More broadly, the upside is that AI platforms can be seen as a new discovery channel with massive potential. Every time a new discovery platform has emerged, like social in the 2010s, early adopters have won market share. The brands investing in high-quality, structured product data and robust site infrastructure today will be the ones that win as these agentic channels mature. Retailers should monitor bot policies, ensure their site is crawlable and data-rich, and use the opportunity to outmaneuver slower competitors.

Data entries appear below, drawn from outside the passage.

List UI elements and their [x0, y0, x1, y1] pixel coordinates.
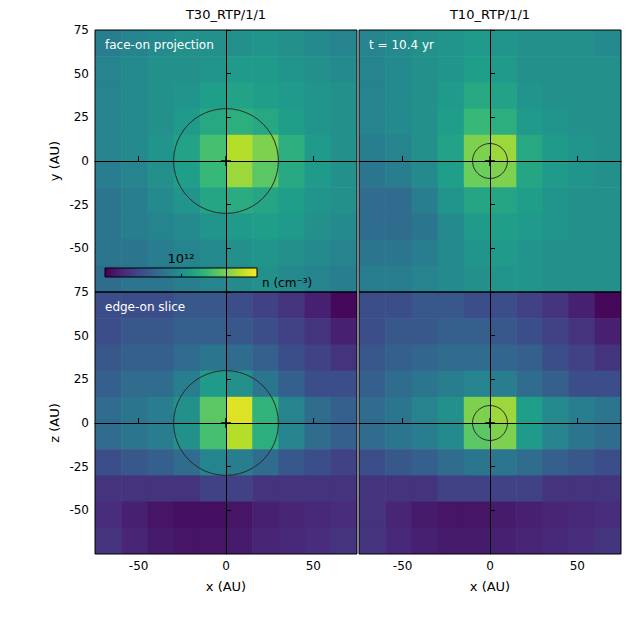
- svg-text:T30_RTP/1/1: T30_RTP/1/1: [185, 7, 266, 22]
- svg-text:25: 25: [74, 372, 89, 386]
- svg-text:n (cm⁻³): n (cm⁻³): [262, 276, 312, 290]
- svg-text:t = 10.4 yr: t = 10.4 yr: [369, 38, 434, 52]
- svg-text:75: 75: [74, 23, 89, 37]
- svg-text:25: 25: [74, 110, 89, 124]
- svg-text:T10_RTP/1/1: T10_RTP/1/1: [449, 7, 530, 22]
- svg-text:0: 0: [222, 559, 230, 573]
- svg-text:50: 50: [74, 329, 89, 343]
- svg-text:0: 0: [486, 559, 494, 573]
- svg-text:-25: -25: [69, 198, 89, 212]
- svg-text:50: 50: [306, 559, 321, 573]
- svg-text:0: 0: [81, 154, 89, 168]
- svg-text:0: 0: [81, 416, 89, 430]
- svg-text:z (AU): z (AU): [47, 403, 62, 443]
- svg-text:10¹²: 10¹²: [168, 251, 195, 266]
- svg-text:-25: -25: [69, 460, 89, 474]
- svg-text:face-on projection: face-on projection: [105, 38, 214, 52]
- svg-text:edge-on slice: edge-on slice: [105, 300, 185, 314]
- svg-text:-50: -50: [69, 503, 89, 517]
- svg-text:y (AU): y (AU): [47, 141, 62, 181]
- svg-text:-50: -50: [69, 241, 89, 255]
- svg-text:x (AU): x (AU): [470, 579, 510, 594]
- svg-text:x (AU): x (AU): [206, 579, 246, 594]
- svg-text:75: 75: [74, 285, 89, 299]
- svg-text:-50: -50: [129, 559, 149, 573]
- svg-text:50: 50: [570, 559, 585, 573]
- svg-text:-50: -50: [393, 559, 413, 573]
- svg-text:50: 50: [74, 67, 89, 81]
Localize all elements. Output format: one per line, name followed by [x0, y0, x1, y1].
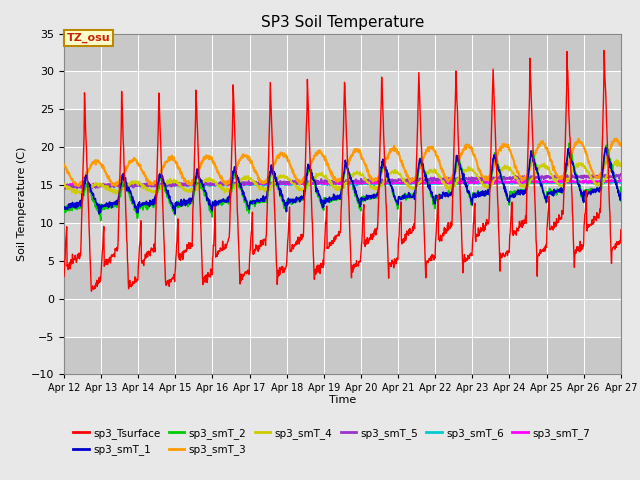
Title: SP3 Soil Temperature: SP3 Soil Temperature — [260, 15, 424, 30]
Bar — [64, 299, 621, 336]
Bar — [64, 147, 621, 185]
Bar — [64, 72, 621, 109]
Bar — [64, 109, 621, 147]
Text: TZ_osu: TZ_osu — [67, 33, 111, 43]
Bar — [64, 185, 621, 223]
X-axis label: Time: Time — [329, 395, 356, 405]
Y-axis label: Soil Temperature (C): Soil Temperature (C) — [17, 147, 27, 261]
Legend: sp3_Tsurface, sp3_smT_1, sp3_smT_2, sp3_smT_3, sp3_smT_4, sp3_smT_5, sp3_smT_6, : sp3_Tsurface, sp3_smT_1, sp3_smT_2, sp3_… — [69, 424, 594, 459]
Bar — [64, 223, 621, 261]
Bar — [64, 261, 621, 299]
Bar — [64, 34, 621, 72]
Bar — [64, 336, 621, 374]
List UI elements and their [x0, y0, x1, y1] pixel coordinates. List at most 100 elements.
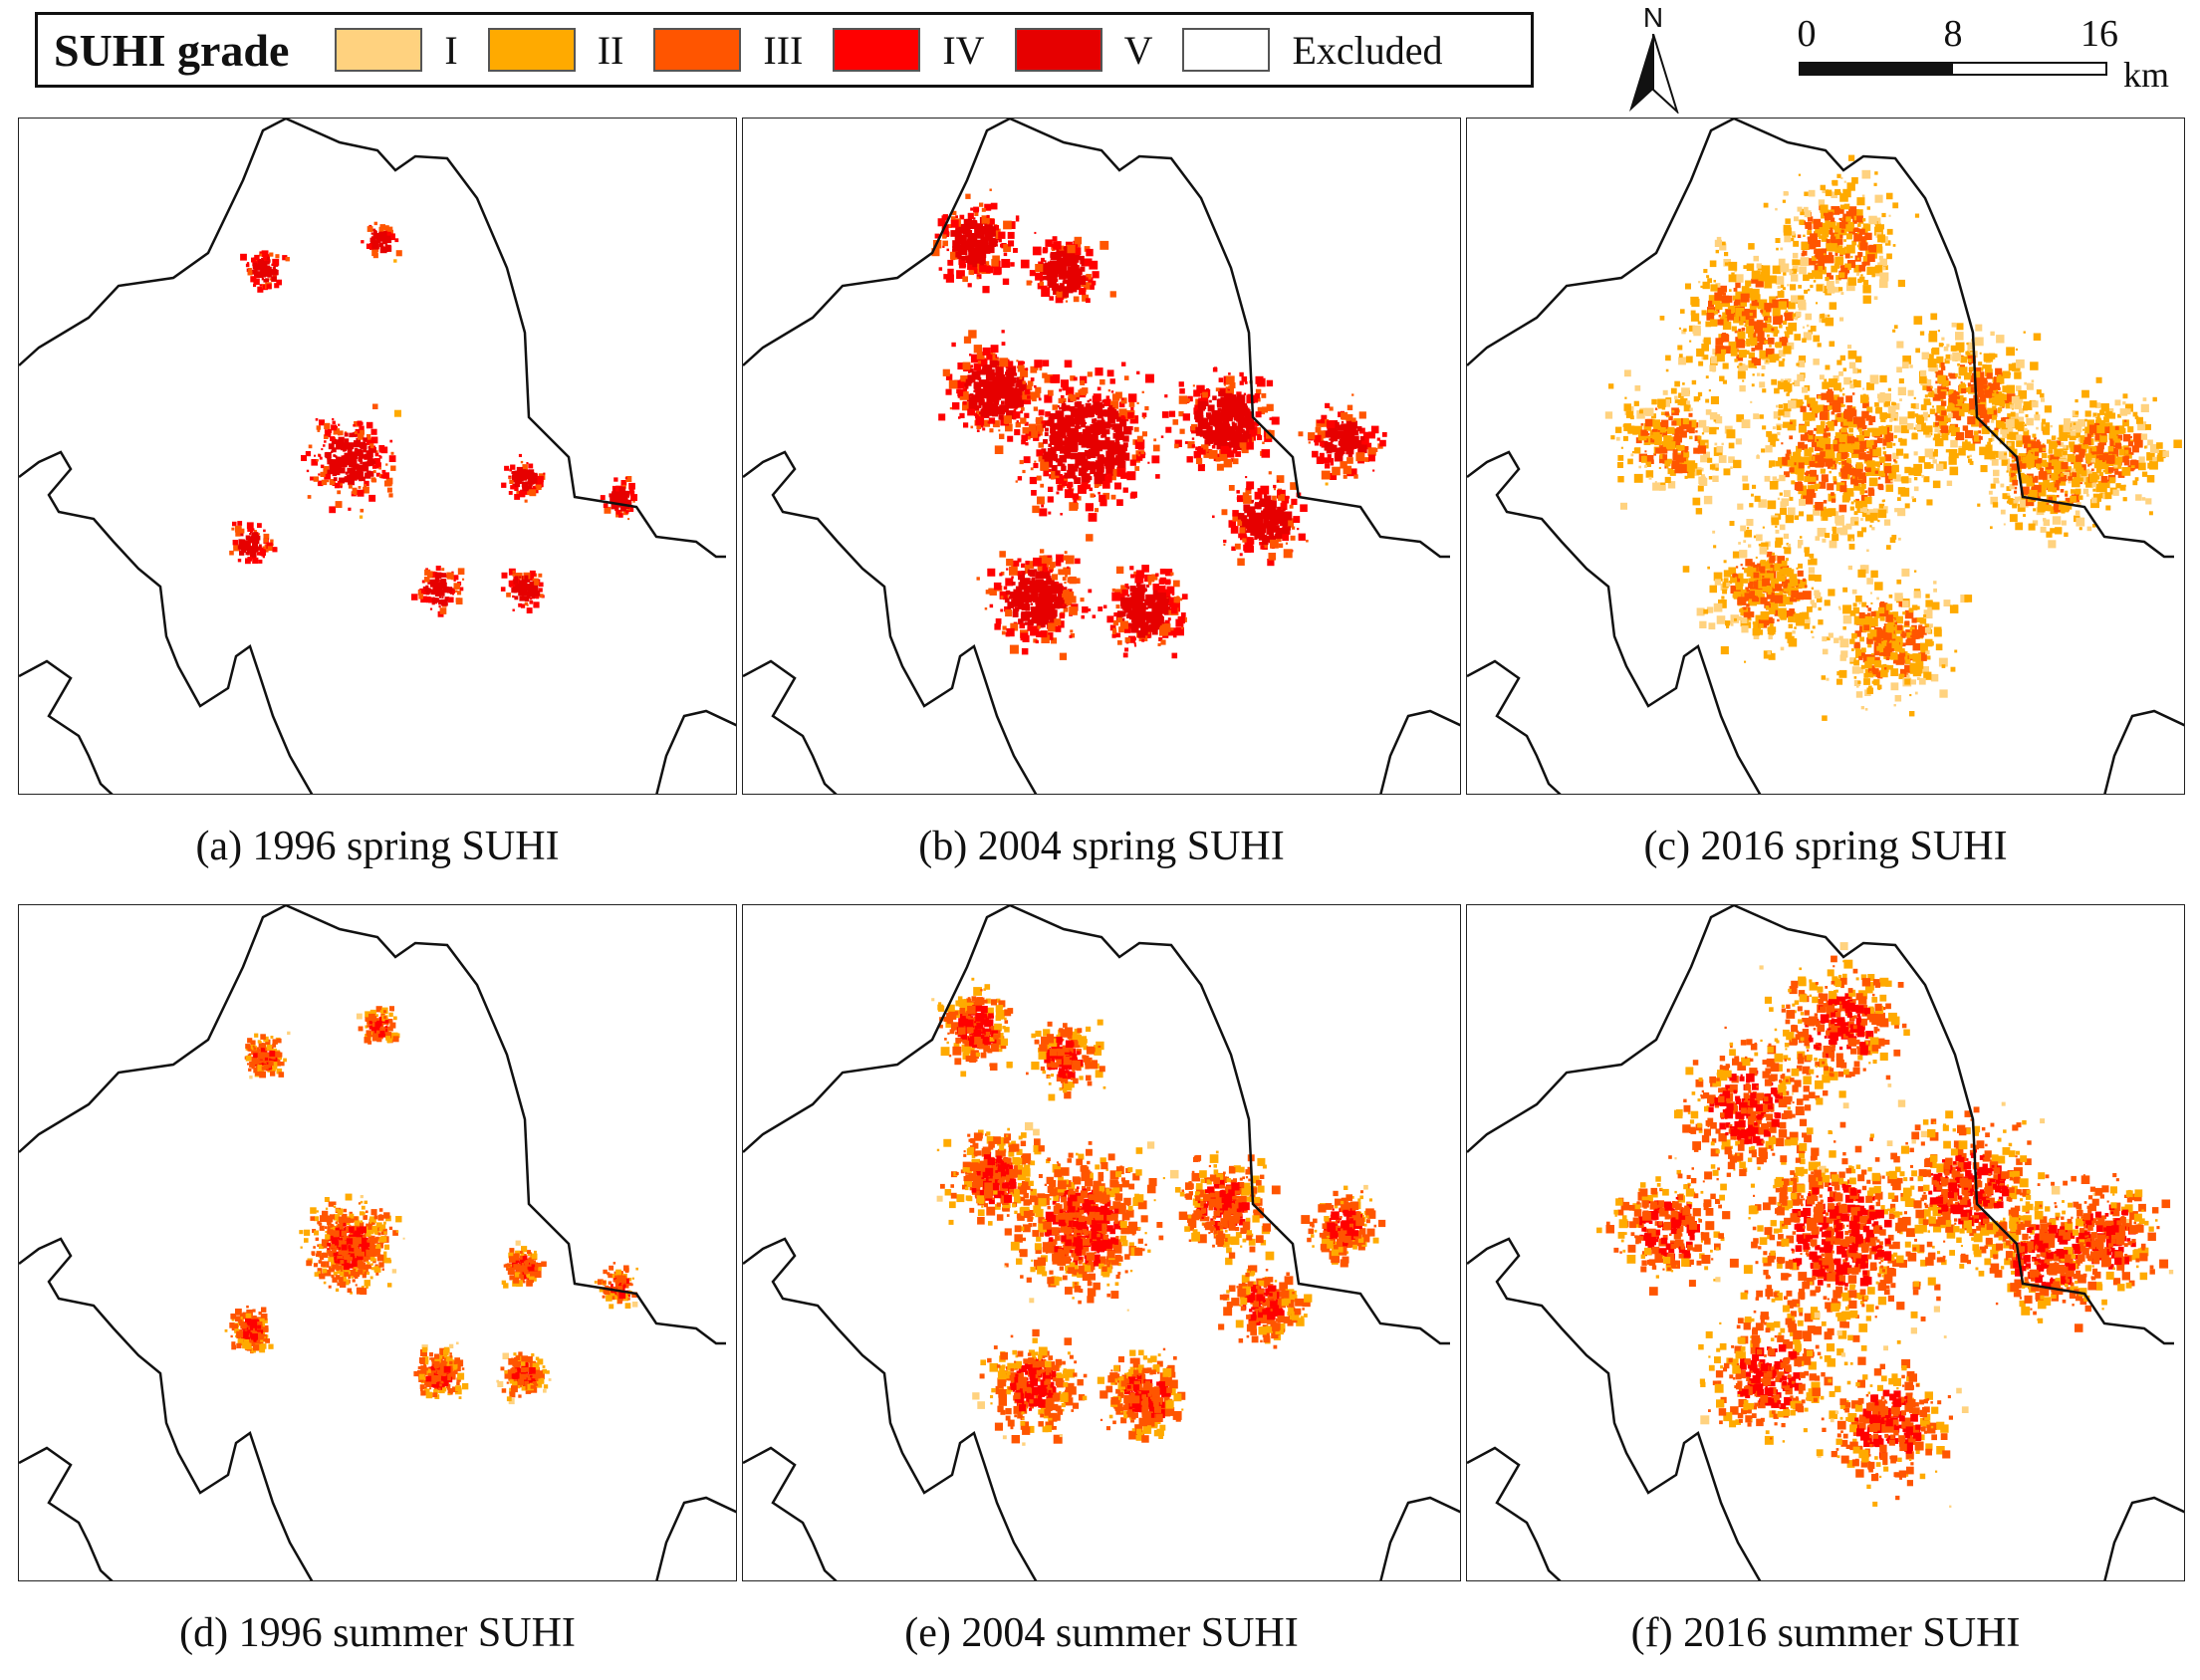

Botify works with some of the world’s leading retailers and e-commerce brands. What are you hearing from your customers about the future of AI in retail? What are they most excited about, and what’s keeping CMOs and e-commerce leaders up at night?
Brand leaders are excited first by the promise of a new, measurable revenue channel and the chance to outpace competitors by adopting new, AI-driven models early. And the savvy CMOs realize that you can’t build visibility in AI search (AEO/GEO) unless you already have a strong SEO foundation. The promise is that investments in search visibility now compound across both human and AI/agentic channels. It’s exciting to know that so much of what we’re already doing by traditional means, like SEO, will still have gains tomorrow.
But there’s also a lot that keeps leaders up at night. Loss of control over the customer journey is one of the biggest concerns. For years, CMOs have painstakingly mapped personas and multi-step journeys. Now, the 12+ step journey is collapsing to one or two, and it’s not even a human making the purchase. Suddenly, the customer is an algorithm, using its own tools and reasoning to make decisions.
It’s forcing CMOs to wrestle with tough questions: How do I serve an AI customer? How do I shape its opinions or decisions? Are we moving fast enough as an organization? To this last question, the answer is almost always no. The remedy is to focus on the foundational strategies that will produce results, no matter which standards or platforms win: structured data, feeds, and infrastructure.